ALS, also known as Lou Gehrig’s disease, is a progressive neurodegenerative disease that affects about 14,500 people in the US, according to the Centers for Disease Control and Prevention.
An international team of researchers led by John Lander of the University of Massachusetts Medical School and Bryan Traynor at the National Institute on Aging conducted a genome-wide association study of nearly 21,000 cases and 60,000 controls while simultaneously performing a rare variant burden analysis that compared more than 1,000 familial ALS cases and 19,000 controls. As they reported today in the journal Neuron, the researchers identified a novel gene, KIF5A, that is associated with ALS. KIF5A encodes a protein that regulates the flow of materials along nerve axons.
“Axons extend from the brain to the bottom of the spine, forming some of the longest single cellular pathways in the body,” Traynor said in a statement. “KIF5A helps to move key proteins and organelles — specialized parts of cells — up and down that axonal transport system, controlling the engines for the nervous system’s long-range cargo trucks. This mutation disrupts that system, causing the symptoms we see with ALS.”
Mutations in KIF5A have previously been found to cause two other neurodegenerative diseases: hereditary spastic paraplegia type 10 (SPG10) and Charcot-Marie-Tooth type 2 (CMT2). The researchers noted that the mutations in KIF5A they uncovered in ALS affect a different region of the KIF5A protein than the mutations linked to SPG10 and CMT2. Gene mutations affecting SOD1 and C9orf72, among others, have also been linked to ALS.
To search for additional ALS susceptibility loci, the researchers performed a GWAS of 12,663 people diagnosed with ALS and 53,439 controls. They then merged their cohort with a recently published one of 12,577 ALS cases and 23,475 controls.
The researchers’ analysis of this group uncovered five loci previously linked to ALS — TNIP1, C9orf72, TBK1, UNC13A, and C21orf2 — that reached significance, as well as five SNPs in linkage disequilibrium. One of those SNPs led to a coding alteration in KIF5A.
Separately, the researchers conducted an exome-wide rare burden analysis that compared the frequency of variants within each gene in a case-control manner using 1,138 familial ALS cases and 19,494 controls. About 10 percent of ALS cases show a family history of the disease, while the rest are sporadic.
The known ALS-linked genes TBK1 and NEK1 reached exome-wide significance in this analysis, but so did KIF5A. The researchers noted that six loss-of-function mutations in this gene were present among their cases.
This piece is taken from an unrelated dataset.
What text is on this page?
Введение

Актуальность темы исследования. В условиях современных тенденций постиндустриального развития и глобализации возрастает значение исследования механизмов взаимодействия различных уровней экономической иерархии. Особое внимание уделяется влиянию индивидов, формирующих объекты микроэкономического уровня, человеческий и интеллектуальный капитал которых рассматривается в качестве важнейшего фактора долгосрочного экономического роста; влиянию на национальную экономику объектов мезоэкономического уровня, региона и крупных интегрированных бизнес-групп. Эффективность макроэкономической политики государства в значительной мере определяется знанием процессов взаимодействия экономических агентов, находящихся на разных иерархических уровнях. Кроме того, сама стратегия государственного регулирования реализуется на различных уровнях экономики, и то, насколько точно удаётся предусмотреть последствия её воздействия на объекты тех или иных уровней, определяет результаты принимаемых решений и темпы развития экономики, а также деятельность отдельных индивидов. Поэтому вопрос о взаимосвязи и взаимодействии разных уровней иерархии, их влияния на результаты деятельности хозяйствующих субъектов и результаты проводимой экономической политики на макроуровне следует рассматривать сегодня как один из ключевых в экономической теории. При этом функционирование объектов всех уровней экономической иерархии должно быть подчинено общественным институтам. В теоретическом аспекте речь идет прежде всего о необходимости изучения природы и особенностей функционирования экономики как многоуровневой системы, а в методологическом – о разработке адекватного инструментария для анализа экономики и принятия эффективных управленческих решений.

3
These variants could all be traced to a 34-base-pair region and were predicted to affect splicing and the C-terminus of the encoded protein.
Traynor and his colleagues then replicated the association of KIF5A with ALS in another cohort of 4,159 cases and 18,650 controls but noted that they could not rule out other variants in LD. Screening for KIF5A mutations in a further 9,046 ALS cases uncovered three additional carriers.
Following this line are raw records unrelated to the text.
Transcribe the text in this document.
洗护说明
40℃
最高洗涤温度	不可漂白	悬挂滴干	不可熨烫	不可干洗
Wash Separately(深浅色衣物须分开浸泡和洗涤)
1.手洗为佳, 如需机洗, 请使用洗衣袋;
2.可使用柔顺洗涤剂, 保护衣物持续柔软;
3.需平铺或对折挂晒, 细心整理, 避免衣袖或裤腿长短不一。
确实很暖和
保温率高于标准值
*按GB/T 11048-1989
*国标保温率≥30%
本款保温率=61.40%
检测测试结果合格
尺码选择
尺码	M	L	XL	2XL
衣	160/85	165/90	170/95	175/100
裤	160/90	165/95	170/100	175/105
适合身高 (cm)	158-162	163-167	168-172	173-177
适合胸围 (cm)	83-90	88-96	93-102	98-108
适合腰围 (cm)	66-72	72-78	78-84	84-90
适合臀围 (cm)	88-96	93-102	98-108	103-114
The KIF5A mutations the researchers uncovered differed from those previously linked to disease in SPG10 and CMT2. The SPG10- and CMT2-linked variants are largely missense mutations that affect the N-terminal motor domain of the protein, while the ALS-linked variants mostly affect the C-terminal cargo-binding region of KIF5A.
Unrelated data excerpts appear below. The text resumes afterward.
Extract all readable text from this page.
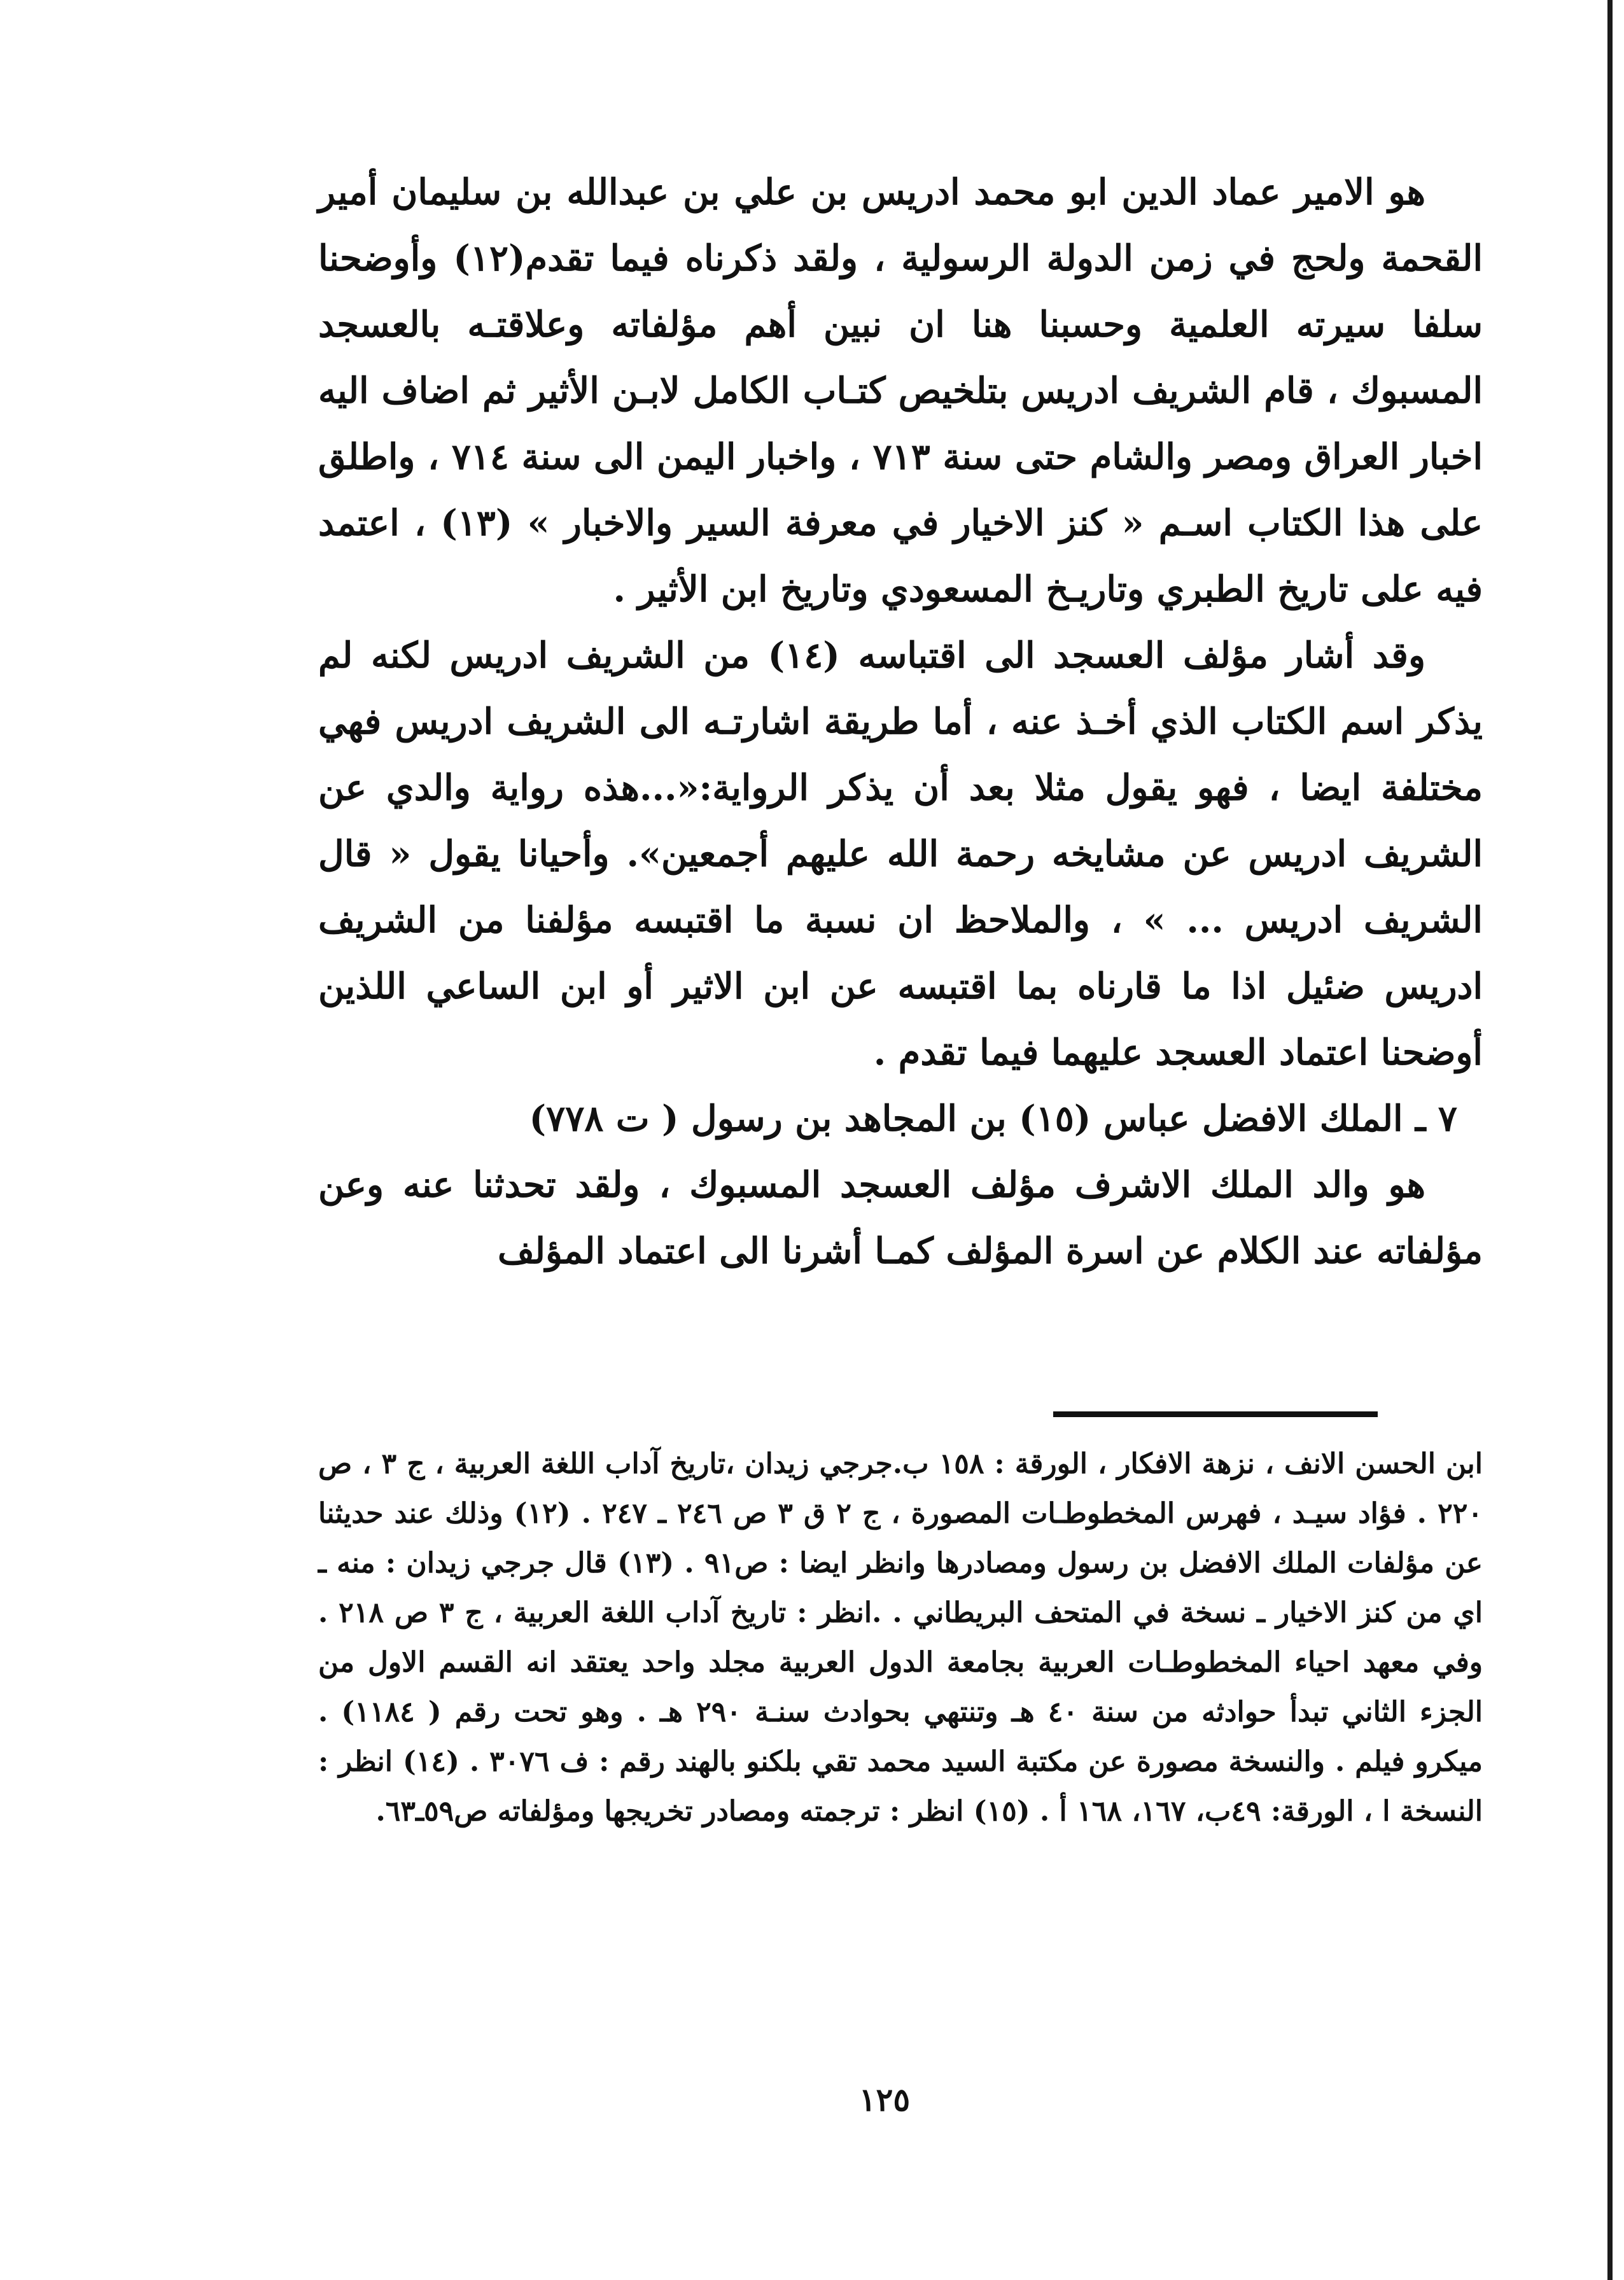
هو الامير عماد الدين ابو محمد ادريس بن علي بن عبدالله بن سليمان أمير القحمة ولحج في زمن الدولة الرسولية ، ولقد ذكرناه فيما تقدم(١٢) وأوضحنا سلفا سيرته العلمية وحسبنا هنا ان نبين أهم مؤلفاته وعلاقتـه بالعسجد المسبوك ، قام الشريف ادريس بتلخيص كتـاب الكامل لابـن الأثير ثم اضاف اليه اخبار العراق ومصر والشام حتى سنة ٧١٣ ، واخبار اليمن الى سنة ٧١٤ ، واطلق على هذا الكتاب اسـم « كنز الاخيار في معرفة السير والاخبار » (١٣) ، اعتمد فيه على تاريخ الطبري وتاريـخ المسعودي وتاريخ ابن الأثير .

وقد أشار مؤلف العسجد الى اقتباسه (١٤) من الشريف ادريس لكنه لم يذكر اسم الكتاب الذي أخـذ عنه ، أما طريقة اشارتـه الى الشريف ادريس فهي مختلفة ايضا ، فهو يقول مثلا بعد أن يذكر الرواية:«...هذه رواية والدي عن الشريف ادريس عن مشايخه رحمة الله عليهم أجمعين». وأحيانا يقول « قال الشريف ادريس ... » ، والملاحظ ان نسبة ما اقتبسه مؤلفنا من الشريف ادريس ضئيل اذا ما قارناه بما اقتبسه عن ابن الاثير أو ابن الساعي اللذين أوضحنا اعتماد العسجد عليهما فيما تقدم .

٧ ـ الملك الافضل عباس (١٥) بن المجاهد بن رسول ( ت ٧٧٨)

هو والد الملك الاشرف مؤلف العسجد المسبوك ، ولقد تحدثنا عنه وعن مؤلفاته عند الكلام عن اسرة المؤلف كمـا أشرنا الى اعتماد المؤلف

ابن الحسن الانف ، نزهة الافكار ، الورقة : ١٥٨ ب.جرجي زيدان ،تاريخ آداب اللغة العربية ، ج ٣ ، ص ٢٢٠ . فؤاد سيـد ، فهرس المخطوطـات المصورة ، ج ٢ ق ٣ ص ٢٤٦ ـ ٢٤٧ . (١٢) وذلك عند حديثنا عن مؤلفات الملك الافضل بن رسول ومصادرها وانظر ايضا : ص٩١ . (١٣) قال جرجي زيدان : منه ـ اي من كنز الاخيار ـ نسخة في المتحف البريطاني . .انظر : تاريخ آداب اللغة العربية ، ج ٣ ص ٢١٨ . وفي معهد احياء المخطوطـات العربية بجامعة الدول العربية مجلد واحد يعتقد انه القسم الاول من الجزء الثاني تبدأ حوادثه من سنة ٤٠ هـ وتنتهي بحوادث سنـة ٢٩٠ هـ . وهو تحت رقم ( ١١٨٤) . ميكرو فيلم . والنسخة مصورة عن مكتبة السيد محمد تقي بلكنو بالهند رقم : ف ٣٠٧٦ . (١٤) انظر : النسخة ا ، الورقة: ٤٩ب، ١٦٧، ١٦٨ أ . (١٥) انظر : ترجمته ومصادر تخريجها ومؤلفاته ص٥٩ـ٦٣.

١٢٥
Traynor and his colleagues also found that patients with KIF5A loss-of-function mutations had a median age of onset of 46.5 years, younger than usual, but also a median survival time of more than 10 years, longer than the typical survival time of 20 months to 36 months.
The implication of KIF5A in ALS underscores the involvement of the cytoskeleton in the disease, the researchers said. They further suggested that targeting the cytoskeleton could be a potential treatment approach.
Traynor added that the researchers would next be examining which intracellular transports are affected by the KIF5A mutations and how mutations affecting one end cause one disease, while mutations at the other are linked to another disease.